Liu Quanwang (pria) adalah seorang karyawan di Tambang Batubara Xiaolinghe di Provinsi Liaoning. Ketika ia menjalani hukuman dua tahun di Kamp Kerja Paksa Tuanhe Beijing, para penjaga memerintahkan narapidana untuk memblokir saluran pembuangan toilet dan meminta beberapa dari mereka buang air kecil di mangkuk. Kemudian para penjaga memasukkan kepala Liu ke dalam mangkuk dan meletakkan kaki mereka di atasnya, hampir mencekiknya. Ketika Liu melakukan mogok makan untuk memprotes penganiayaan tersebut, para penjaga mencekok paksa air selokan dengan kotoran manusia, menyebabkan ia muntah tak terkendali.135

§§4.4.5 Gigitan Hewan dan Serangga

Selama musim serangga dan nyamuk, korban diikat ke kursi di mana nyamuk dan serangga berkerumun. Korban menjadi sasaran gigitan serangga ini dalam jumlah besar sementara tidak bisa bergerak dan tidak mampu menggaruk gigitan atau mengusir serangga, membuat korban rentan terhadap penyakit yang dibawa oleh serangga.

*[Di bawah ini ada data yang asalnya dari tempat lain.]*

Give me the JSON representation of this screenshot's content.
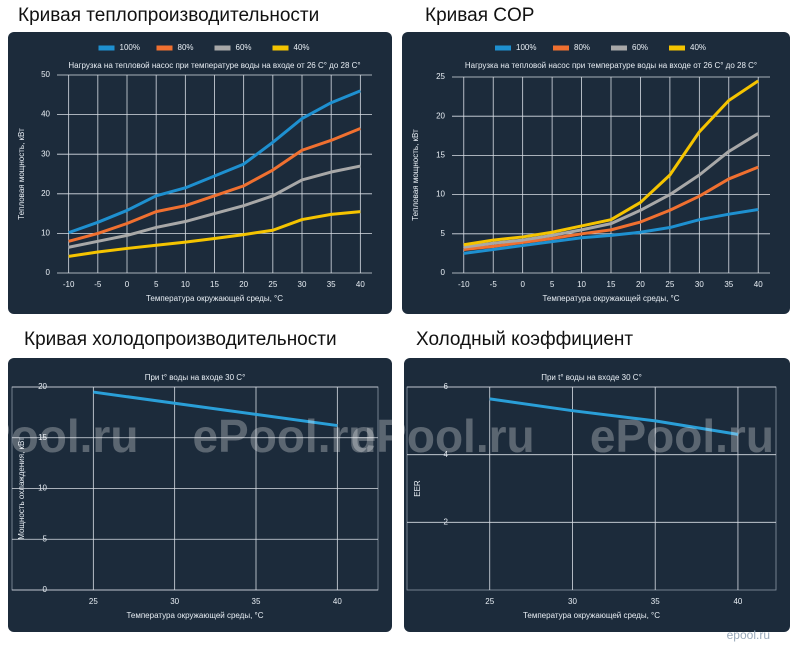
{
  "chart_data": [
    {
      "type": "line",
      "title": "Кривая теплопроизводительности",
      "subtitle": "Нагрузка на тепловой насос при температуре воды на входе от 26 C° до 28 C°",
      "xlabel": "Температура окружающей среды, °C",
      "ylabel": "Тепловая мощность, кВт",
      "x": [
        -10,
        -5,
        0,
        5,
        10,
        15,
        20,
        25,
        30,
        35,
        40
      ],
      "xlim": [
        -12,
        42
      ],
      "xticks": [
        -10,
        -5,
        0,
        5,
        10,
        15,
        20,
        25,
        30,
        35,
        40
      ],
      "ylim": [
        0,
        50
      ],
      "yticks": [
        0,
        10,
        20,
        30,
        40,
        50
      ],
      "grid": true,
      "series": [
        {
          "name": "100%",
          "color": "#1e90d0",
          "values": [
            10.2,
            12.8,
            15.8,
            19.5,
            21.5,
            24.5,
            27.5,
            33,
            39,
            43,
            46
          ]
        },
        {
          "name": "80%",
          "color": "#f07030",
          "values": [
            8,
            10,
            12.5,
            15.5,
            17,
            19.5,
            22,
            26,
            31,
            33.5,
            36.5
          ]
        },
        {
          "name": "60%",
          "color": "#a8a8a8",
          "values": [
            6.5,
            8,
            9.5,
            11.5,
            13,
            15,
            17,
            19.5,
            23.5,
            25.5,
            27
          ]
        },
        {
          "name": "40%",
          "color": "#f5c400",
          "values": [
            4.2,
            5.3,
            6.2,
            7,
            7.8,
            8.7,
            9.7,
            10.8,
            13.5,
            14.8,
            15.5
          ]
        }
      ]
    },
    {
      "type": "line",
      "title": "Кривая COP",
      "subtitle": "Нагрузка на тепловой насос при температуре воды на входе от 26 C° до 28 C°",
      "xlabel": "Температура окружающей среды, °C",
      "ylabel": "Тепловая мощность, кВт",
      "x": [
        -10,
        -5,
        0,
        5,
        10,
        15,
        20,
        25,
        30,
        35,
        40
      ],
      "xlim": [
        -12,
        42
      ],
      "xticks": [
        -10,
        -5,
        0,
        5,
        10,
        15,
        20,
        25,
        30,
        35,
        40
      ],
      "ylim": [
        0,
        25
      ],
      "yticks": [
        0,
        5,
        10,
        15,
        20,
        25
      ],
      "grid": true,
      "series": [
        {
          "name": "100%",
          "color": "#1e90d0",
          "values": [
            2.5,
            3,
            3.5,
            4,
            4.5,
            4.8,
            5.2,
            5.8,
            6.8,
            7.5,
            8.1
          ]
        },
        {
          "name": "80%",
          "color": "#f07030",
          "values": [
            3,
            3.4,
            3.9,
            4.4,
            5,
            5.5,
            6.5,
            8,
            9.8,
            12,
            13.5
          ]
        },
        {
          "name": "60%",
          "color": "#a8a8a8",
          "values": [
            3.3,
            3.8,
            4.2,
            4.8,
            5.5,
            6.3,
            8,
            10,
            12.5,
            15.5,
            17.8
          ]
        },
        {
          "name": "40%",
          "color": "#f5c400",
          "values": [
            3.6,
            4.2,
            4.6,
            5.2,
            6,
            6.8,
            9,
            12.5,
            18,
            22,
            24.5
          ]
        }
      ]
    },
    {
      "type": "line",
      "title": "Кривая холодопроизводительности",
      "subtitle": "При t° воды на входе 30 C°",
      "xlabel": "Температура окружающей среды, °C",
      "ylabel": "Мощность охлаждения, кВт",
      "x": [
        25,
        30,
        35,
        40
      ],
      "xlim": [
        20,
        42.5
      ],
      "xticks": [
        25,
        30,
        35,
        40
      ],
      "ylim": [
        0,
        20
      ],
      "yticks": [
        0,
        5,
        10,
        15,
        20
      ],
      "grid": true,
      "color": "#2a9fd8",
      "values": [
        19.5,
        18.4,
        17.3,
        16.2
      ]
    },
    {
      "type": "line",
      "title": "Холодный коэффициент",
      "subtitle": "При t° воды на входе 30 C°",
      "xlabel": "Температура окружающей среды, °C",
      "ylabel": "EER",
      "x": [
        25,
        30,
        35,
        40
      ],
      "xlim": [
        20,
        42.3
      ],
      "xticks": [
        25,
        30,
        35,
        40
      ],
      "ylim": [
        0,
        6
      ],
      "yticks": [
        2,
        4,
        6
      ],
      "grid": true,
      "color": "#2a9fd8",
      "values": [
        5.65,
        5.3,
        5.0,
        4.6
      ]
    }
  ],
  "watermark": "ePool.ru",
  "corner_mark": "epool.ru"
}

Karena Xu Yushan (pria) menolak untuk melepaskan keyakinannya, seorang penjaga di Kamp Kerja Paksa Suihua mengoleskan air gula di sekitar alat kelaminnya dan menaruh banyak semut di area tersebut.

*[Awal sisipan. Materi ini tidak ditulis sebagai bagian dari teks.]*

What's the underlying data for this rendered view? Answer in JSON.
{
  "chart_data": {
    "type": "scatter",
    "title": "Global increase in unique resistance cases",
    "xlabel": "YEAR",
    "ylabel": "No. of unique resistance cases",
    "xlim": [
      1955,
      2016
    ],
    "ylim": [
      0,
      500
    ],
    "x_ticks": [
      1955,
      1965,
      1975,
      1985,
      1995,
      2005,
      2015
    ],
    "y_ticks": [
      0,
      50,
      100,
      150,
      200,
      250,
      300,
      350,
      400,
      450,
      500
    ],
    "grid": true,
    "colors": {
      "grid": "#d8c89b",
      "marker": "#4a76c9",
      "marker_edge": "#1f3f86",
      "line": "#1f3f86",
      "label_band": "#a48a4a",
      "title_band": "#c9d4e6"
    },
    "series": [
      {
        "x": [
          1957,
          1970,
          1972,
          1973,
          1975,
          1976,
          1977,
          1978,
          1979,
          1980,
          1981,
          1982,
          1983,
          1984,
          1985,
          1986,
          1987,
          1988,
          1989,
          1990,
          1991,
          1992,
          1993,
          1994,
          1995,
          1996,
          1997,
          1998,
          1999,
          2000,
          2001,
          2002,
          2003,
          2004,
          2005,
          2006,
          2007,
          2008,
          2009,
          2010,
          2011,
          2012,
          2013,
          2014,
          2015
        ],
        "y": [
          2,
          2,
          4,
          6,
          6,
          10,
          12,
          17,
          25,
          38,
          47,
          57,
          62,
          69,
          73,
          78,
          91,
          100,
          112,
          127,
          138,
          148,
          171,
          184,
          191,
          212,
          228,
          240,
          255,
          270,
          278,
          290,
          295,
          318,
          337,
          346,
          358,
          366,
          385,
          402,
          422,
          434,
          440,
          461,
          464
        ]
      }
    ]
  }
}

Jia Haiying (wanita) dari Mongolia Dalam pernah diikat ke pohon dekat kandang babi yang kotor pada malam musim panas yang lembab. Ia memakai celana pendek dan kemeja tanpa lengan, dan segerombol nyamuk serta lalat segera menutupi tubuhnya. Dengan tangan diborgol, ia tidak bisa bergerak atau mengusir serangga yang haus darah itu. Ia mengatakan penyiksaan itu benar-benar tak tertahankan.136

Hewan lain yang digunakan untuk menyiksa praktisi termasuk ular, kalajengking, tawon, laba-laba, tikus, kelinci, babi, dan anjing penyerang.137

§4.5 Membatasi Kebutuhan Dasar

Beberapa metode penyiksaan yang digunakan rezim komunis terhadap praktisi Falun Gong “tidak terlihat”. Metode itu antara lain membatasi kebutuhan paling dasar seseorang, termasuk makan, tidur, dan menggunakan kamar kecil. Penyiksaan ini biasanya dirancang untuk melemahkan tekad praktisi dan daya tahan mental mereka.

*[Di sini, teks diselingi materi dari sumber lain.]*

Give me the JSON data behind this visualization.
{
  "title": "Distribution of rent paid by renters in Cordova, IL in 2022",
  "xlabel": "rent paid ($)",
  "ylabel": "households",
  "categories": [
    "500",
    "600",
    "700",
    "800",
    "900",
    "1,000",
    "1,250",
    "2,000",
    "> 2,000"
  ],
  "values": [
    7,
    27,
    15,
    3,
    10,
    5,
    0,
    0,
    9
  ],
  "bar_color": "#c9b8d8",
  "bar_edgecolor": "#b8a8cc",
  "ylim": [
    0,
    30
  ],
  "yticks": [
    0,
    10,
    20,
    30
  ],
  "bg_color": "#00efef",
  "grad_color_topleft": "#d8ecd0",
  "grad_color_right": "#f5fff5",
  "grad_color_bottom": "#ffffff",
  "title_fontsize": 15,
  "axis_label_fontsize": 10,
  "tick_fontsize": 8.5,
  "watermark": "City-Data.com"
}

§§4.5.1 Tidak Diberi Makanan

“Mou Lunhui (pria) kehilangan kesadaran sebanyak lima kali dalam tiga hari karena dipukuli dengan brutal oleh para penjaga. Seolah itu tidak cukup, para penjaga hampir tidak memberinya makan selama tiga hari itu. Hanya sepuluh butir beras yang ia dapatkan untuk tiga kali makan setiap hari.”

“30 butir beras selama tiga hari” mungkin terdengar sangat kejam, tetapi itulah yang terjadi di Kamp Kerja Paksa Xishanping di Chongqing. Banyak praktisi lain yang ditahan di kamp kerja paksa yang sama dengan Mou juga menjadi sasaran “terapi lapar.” Meskipun mereka diberi sedikit lebih banyak makanan dari pada Mou, itu hampir tidak cukup untuk bertahan hidup.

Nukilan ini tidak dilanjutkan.